The Grahams (from the album Riverman's Daughter) -What goes into an album? From outside, it would appear that an artist sits down, writes ten to twelve songs, goes into a recording studio to capture the tunes followed by a release and tour…..then, repeat.
Maybe that happens, though not to anyone that I have ever met. The way that artists, songs and marketplace collide changes with each artist and their recordings. Lifelong romantic partners, Alyssa and Doug Graham, had played and wrote together for many years after meeting in grade school but it was a tune the pair wrote in the summer of 2012, “Riverman’s Daughter”, that shifted things for them. For The Grahams, collecting the songs similar to “Riverman’s Daughter” would be the base of their debut album, and for an adventure that would take the pair from the Great North Woods to the Atchafalaya Swamp. They decided to put their city lives on hold, grab guitars and backpacks and travel the 2,500 miles of highways and byways of Mississippi River from Minnesota to Louisiana. The exercise was to follow the Great River Road (GRR) that parallels the waterway, meet the people, and hear first-hand where European folk music, brought to these shores generations ago; to find out how American Roots joined up with rhythms and chants from Africa, and how these polarizing sounds formed the backbone of our 20th Century American musical heritage. The Grahams became a modern day Huck and Tom, and in the process created their debut album, Riverman's Daughter.
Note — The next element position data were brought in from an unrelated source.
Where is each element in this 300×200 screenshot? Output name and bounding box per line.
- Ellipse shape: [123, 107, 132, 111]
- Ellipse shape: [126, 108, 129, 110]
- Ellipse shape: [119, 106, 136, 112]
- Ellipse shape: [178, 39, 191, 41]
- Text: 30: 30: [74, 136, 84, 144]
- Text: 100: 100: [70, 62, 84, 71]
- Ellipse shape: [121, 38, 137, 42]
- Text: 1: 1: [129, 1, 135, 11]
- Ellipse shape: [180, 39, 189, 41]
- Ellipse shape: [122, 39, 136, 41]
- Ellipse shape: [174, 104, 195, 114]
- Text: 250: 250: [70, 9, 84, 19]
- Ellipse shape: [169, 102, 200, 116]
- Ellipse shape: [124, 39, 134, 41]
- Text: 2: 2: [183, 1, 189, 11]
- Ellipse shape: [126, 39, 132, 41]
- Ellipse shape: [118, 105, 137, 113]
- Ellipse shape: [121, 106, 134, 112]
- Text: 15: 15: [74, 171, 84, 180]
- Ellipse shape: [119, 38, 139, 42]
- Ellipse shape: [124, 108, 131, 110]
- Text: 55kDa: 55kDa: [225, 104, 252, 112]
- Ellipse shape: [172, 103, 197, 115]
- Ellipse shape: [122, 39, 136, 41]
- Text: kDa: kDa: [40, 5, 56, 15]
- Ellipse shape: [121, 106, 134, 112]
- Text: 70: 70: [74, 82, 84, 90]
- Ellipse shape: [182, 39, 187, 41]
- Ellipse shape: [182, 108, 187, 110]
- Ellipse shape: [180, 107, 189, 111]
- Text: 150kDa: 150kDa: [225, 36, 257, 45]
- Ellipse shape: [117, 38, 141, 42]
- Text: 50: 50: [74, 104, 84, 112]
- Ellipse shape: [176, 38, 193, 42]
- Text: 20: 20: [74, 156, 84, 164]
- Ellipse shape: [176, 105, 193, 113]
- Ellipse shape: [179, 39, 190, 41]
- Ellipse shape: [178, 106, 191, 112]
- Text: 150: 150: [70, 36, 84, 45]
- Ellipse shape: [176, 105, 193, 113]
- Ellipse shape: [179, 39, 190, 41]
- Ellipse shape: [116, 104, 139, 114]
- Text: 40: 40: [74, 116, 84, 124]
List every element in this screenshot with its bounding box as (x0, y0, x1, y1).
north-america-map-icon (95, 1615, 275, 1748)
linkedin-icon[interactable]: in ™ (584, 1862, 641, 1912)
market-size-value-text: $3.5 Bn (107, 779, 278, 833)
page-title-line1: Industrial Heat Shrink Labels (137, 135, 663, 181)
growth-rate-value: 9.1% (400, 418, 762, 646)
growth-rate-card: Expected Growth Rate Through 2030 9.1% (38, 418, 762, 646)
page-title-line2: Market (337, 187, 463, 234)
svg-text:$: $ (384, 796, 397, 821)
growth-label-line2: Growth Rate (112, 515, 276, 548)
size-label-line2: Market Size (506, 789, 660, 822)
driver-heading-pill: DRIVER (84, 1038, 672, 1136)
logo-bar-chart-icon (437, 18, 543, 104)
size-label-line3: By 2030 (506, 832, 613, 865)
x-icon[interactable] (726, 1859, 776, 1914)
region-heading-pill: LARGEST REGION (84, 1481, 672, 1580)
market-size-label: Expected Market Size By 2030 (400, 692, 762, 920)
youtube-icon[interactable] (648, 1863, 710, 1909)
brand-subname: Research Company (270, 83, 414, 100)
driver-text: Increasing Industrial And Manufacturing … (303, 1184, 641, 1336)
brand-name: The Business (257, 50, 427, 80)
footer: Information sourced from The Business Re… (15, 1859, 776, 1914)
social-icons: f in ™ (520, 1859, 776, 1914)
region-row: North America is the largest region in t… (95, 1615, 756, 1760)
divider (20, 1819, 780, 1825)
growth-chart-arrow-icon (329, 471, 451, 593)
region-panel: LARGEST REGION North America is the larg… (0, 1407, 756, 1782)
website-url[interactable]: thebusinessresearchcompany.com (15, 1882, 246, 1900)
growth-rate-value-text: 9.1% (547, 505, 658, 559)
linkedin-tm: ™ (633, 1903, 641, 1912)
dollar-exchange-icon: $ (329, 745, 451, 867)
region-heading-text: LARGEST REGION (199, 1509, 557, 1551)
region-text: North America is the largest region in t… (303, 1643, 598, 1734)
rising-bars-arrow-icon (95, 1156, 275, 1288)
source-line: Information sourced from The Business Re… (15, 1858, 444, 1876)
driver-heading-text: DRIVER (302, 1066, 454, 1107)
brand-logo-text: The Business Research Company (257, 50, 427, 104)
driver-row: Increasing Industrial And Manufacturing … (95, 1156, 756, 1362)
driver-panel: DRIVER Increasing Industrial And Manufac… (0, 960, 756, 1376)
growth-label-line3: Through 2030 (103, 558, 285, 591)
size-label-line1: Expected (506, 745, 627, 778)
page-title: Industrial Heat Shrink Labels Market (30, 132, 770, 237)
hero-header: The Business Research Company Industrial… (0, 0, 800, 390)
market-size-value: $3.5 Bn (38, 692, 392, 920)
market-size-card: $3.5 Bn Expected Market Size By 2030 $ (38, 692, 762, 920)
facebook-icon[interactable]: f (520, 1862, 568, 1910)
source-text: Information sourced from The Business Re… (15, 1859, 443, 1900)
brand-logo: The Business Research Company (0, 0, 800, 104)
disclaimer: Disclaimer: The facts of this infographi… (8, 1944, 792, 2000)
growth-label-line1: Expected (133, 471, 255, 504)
Alyssa is sitting next to you at the local diner sharing the what-if story of “Heaven Forbid” as a one-on-one conversation. The Grahams have a knack for becoming part of the sound rather than playing it on Riverman’s Daughter. They are your tour guides on the title track as it walks in with confidence on multiple sources of rhythm with, historians for small town loss in “The Piney River” and keepers of the flame burning over slow moving Americana as it waits for love in “Cathedral Pines”. The Grahams open Riverman’s Daughter with the soul seeking heat of “Revival Time” and bend fragile notes to hold up the lady in “Jericho” as she bids farewell to love and Joseph Cane all in the same breath, right before she heads to Austin with her guitar.